When they reached lifeboat No.9, Robert helped Kate to board only to be told that there was space only for women and children – despite Kate’s protests, he would have to stay on the Titanic.
Later he is said to have handed over his own lifebelt to a woman and a child, helping save their lives. Confident of his ability to swim to safety, Robert jumped into the water, perishing, like many others that night, in the freezing ocean.
Robert’s lifeless body was recovered by the cable ship Mackay- Bennett which had been sent to the scene to help only to discover a sea covered in bodies.
He was buried at Fairview Cemetery, Halifax, Nova Scotia on May 6, 1912.
Today his pocket watch survives – on show at the Royal Museum Greenwich, a poignant reminder of one tragic moment in time.
It was just another job
ROBERT Douglas was not the Titanic’s only Edinburgh victim.
Andrew Cunningham was in his mid-30s.

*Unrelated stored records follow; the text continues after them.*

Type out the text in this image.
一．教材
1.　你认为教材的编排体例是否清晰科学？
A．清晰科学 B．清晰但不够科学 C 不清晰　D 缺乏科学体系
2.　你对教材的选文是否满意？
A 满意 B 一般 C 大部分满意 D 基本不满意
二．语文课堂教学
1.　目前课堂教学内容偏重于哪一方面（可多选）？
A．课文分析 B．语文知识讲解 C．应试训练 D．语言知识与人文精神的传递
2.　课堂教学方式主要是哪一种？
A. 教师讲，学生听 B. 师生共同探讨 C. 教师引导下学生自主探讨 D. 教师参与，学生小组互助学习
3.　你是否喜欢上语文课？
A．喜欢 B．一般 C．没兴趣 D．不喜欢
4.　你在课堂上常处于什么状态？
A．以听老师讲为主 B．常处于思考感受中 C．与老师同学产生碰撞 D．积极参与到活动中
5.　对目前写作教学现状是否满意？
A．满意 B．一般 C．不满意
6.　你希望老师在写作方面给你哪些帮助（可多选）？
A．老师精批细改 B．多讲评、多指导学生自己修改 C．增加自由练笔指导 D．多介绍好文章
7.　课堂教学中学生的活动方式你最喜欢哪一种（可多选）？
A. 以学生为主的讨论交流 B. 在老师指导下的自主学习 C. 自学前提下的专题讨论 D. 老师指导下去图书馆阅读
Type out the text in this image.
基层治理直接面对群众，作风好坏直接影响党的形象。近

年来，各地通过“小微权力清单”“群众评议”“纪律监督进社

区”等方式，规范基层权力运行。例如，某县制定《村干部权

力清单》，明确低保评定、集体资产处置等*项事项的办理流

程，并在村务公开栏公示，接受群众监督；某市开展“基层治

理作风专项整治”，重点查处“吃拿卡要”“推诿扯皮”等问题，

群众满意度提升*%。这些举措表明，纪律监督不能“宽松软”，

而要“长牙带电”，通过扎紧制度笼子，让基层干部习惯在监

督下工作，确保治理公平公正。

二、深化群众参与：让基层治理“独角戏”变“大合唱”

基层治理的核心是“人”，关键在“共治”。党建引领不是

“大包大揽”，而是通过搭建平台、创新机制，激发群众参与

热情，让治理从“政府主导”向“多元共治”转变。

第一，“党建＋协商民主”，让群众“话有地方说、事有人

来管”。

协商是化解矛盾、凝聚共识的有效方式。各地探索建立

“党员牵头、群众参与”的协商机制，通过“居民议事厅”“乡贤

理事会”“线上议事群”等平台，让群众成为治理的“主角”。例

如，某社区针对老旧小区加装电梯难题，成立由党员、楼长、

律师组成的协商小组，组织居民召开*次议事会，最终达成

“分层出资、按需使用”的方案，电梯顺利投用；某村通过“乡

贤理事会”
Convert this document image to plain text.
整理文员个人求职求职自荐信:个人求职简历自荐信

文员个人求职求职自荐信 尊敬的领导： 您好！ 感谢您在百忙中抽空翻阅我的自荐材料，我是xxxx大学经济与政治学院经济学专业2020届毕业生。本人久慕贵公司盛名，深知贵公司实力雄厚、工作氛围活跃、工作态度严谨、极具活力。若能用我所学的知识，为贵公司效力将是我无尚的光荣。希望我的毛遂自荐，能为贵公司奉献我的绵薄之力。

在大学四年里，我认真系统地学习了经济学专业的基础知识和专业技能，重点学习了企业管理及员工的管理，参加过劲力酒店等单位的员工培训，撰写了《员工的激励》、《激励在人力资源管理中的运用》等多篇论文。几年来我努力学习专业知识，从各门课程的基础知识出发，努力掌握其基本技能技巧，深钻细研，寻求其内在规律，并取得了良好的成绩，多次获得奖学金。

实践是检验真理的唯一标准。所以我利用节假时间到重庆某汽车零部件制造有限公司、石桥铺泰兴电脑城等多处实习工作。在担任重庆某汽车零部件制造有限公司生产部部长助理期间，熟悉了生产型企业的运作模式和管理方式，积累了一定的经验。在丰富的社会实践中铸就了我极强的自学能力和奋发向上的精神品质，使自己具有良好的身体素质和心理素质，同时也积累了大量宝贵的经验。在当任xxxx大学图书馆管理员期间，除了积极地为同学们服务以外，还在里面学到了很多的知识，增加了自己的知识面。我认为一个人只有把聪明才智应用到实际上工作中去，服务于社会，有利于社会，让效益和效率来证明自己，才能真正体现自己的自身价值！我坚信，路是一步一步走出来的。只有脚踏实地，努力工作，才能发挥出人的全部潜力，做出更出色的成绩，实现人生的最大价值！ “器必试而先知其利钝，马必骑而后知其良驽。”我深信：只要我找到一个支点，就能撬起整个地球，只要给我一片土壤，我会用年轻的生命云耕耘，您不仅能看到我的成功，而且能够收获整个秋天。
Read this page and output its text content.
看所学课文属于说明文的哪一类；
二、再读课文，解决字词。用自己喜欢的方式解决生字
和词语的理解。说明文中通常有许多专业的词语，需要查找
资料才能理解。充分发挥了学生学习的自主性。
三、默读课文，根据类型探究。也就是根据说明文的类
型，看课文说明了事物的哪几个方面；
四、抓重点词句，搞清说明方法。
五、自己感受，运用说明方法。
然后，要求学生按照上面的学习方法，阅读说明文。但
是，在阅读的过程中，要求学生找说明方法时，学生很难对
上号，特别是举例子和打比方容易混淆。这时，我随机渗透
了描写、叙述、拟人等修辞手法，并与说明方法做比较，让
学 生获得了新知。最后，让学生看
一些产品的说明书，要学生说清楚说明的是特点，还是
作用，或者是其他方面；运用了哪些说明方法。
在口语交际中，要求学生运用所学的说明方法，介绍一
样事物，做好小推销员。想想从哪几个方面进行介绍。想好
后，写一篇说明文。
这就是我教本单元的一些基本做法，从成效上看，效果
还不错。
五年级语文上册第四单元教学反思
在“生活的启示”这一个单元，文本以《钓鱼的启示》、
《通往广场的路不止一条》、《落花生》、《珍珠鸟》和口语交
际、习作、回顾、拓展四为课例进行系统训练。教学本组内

For him the journey across the Atlantic on board the most thrilling vessel ever to sail was just another job, one that he would continue to do even when confronted with the horrific realisation that the ship was fatally wounded.
Born in Edinburgh, he’d been living in Southampton, like many earning a living from the many vessels that came and went from the English dock.
He joined the Titanic in Belfast, to begin work as a bedroom steward, serving the moneyed on the first -lass deck.
He was on his way to D deck – where the first-class dining room and reception room was located – to “answer bells” and respond to passengers’ needs when the collision occurred.
According to the online Encyclopaedia Titanica, he recalled looking down from E deck to see the rising water below and then helping passengers to safety until just three remained.
He told how one passenger, perhaps unaware of the dangers or simply determined to take precautions to aid his survival – nipped back to collect a coat, another wrestled with his lifebelt while Andrew dutifully helped the third strap up his life belt. “I helped him put it on and that was the last of my passengers.”
At around 2am, with all the lifeboats gone and nothing else for it, Andrew plunged from the sinking boat into the water. “I had a mate [Sidney Conrad Siebert] with me,” he said. “We both left the ship together.”
He swam as hard as he could clear of the ship. 30 minutes later, it was gone. Andrew was picked up by lifeboat four. He took an oar and rowed.
He was rescued by the Carpathia – his friend, Sidney, however, perished – and three days later was delivered to a dockside in New York City where, according to TSusan Morrison, many of the surviving crew were simply left to their own devices.
“The Titanic was just another job to them. And as soon as the ship sank, they stopped getting paid.”
Also rescued was John Steward, a 27-year-old married man whose home was Earls Road in Southampton, but Edinburgh was where he was born.
Like Andrew, he joined the Titanic in Belfast for her delivery trip to Southampton. As a first-class steward, he would have been paid £3.15s a month.
As the Titanic sank, he was hauled on to a lifeboat and eventually given safe passage to New York on board the Carpathia.
On board the Carpathia was another Edinburgh survivor, a 34-year-old waiter known as only Mr AM Govern.
And it would be a thankfully safe ending for Able Seaman Thomas Cheyne, 29, also from Edinburgh, and also hauled to safety on board the Carpathia.
But for third-class passenger Simon Kutscher or Lithman, his dreams of a new life in America, would end that night.
The 26-year-old baker had been making his living in Edinburgh, perhaps saving until he had the £7 11s required for a passenger ticket, number 251.
He died in the sinking. His body was never recovered.